Der CSU-Politiker erklärte, er begrüße es sehr, dass die Kommission den Mehrwert der GAP - bei der Sicherung der Ernährung, beim Umwelt- und Naturschutz, bei der Einkommenssicherung und der ländlichen Entwicklung, aber auch bei Klimaschutz, Bioökonomie, gesunder Ernährung und Migration - in den Mittelpunkt stelle. Damit die Landwirtschaft und die ländlichen Räume die vielfältigen Aufgaben meistern könnten, „brauchen wir eine starke und finanziell gut ausgestattete GAP“, betonte Schmidt.
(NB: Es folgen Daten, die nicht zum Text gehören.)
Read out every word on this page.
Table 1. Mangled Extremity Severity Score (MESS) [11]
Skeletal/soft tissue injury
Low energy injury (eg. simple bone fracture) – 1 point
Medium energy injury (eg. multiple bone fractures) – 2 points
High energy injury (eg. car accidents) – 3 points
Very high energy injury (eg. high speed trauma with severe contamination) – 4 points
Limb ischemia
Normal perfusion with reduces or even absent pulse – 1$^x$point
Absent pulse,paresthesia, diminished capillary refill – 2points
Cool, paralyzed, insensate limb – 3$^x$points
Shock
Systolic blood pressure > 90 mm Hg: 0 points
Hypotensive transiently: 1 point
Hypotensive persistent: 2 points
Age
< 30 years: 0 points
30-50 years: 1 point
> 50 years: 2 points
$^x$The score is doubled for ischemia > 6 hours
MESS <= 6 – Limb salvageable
Begrüßt wurde vom Bundesminister auch, dass die Kommission „den erfolgreichen Weg der Marktorientierung fortsetzen will“. Zu Recht werde auf die Bedeutung des Außenhandels und die Schaffung fairer sowie ausgewogener Marktzugangsbedingungen hingewiesen. Ebenso unterstütze er die Haltung der Kommission, die Zwei-Säulen-Struktur aus Direktzahlungen beizubehalten. Hierbei sei es ihm wichtig, dass ein stärkeres Augenmerk auf die kleinen und mittleren Betriebe gerichtet werde, erklärte Schmidt. Über die Optionen für eine angemessenere Verteilung der Direktzahlungen werde noch zu reden sein.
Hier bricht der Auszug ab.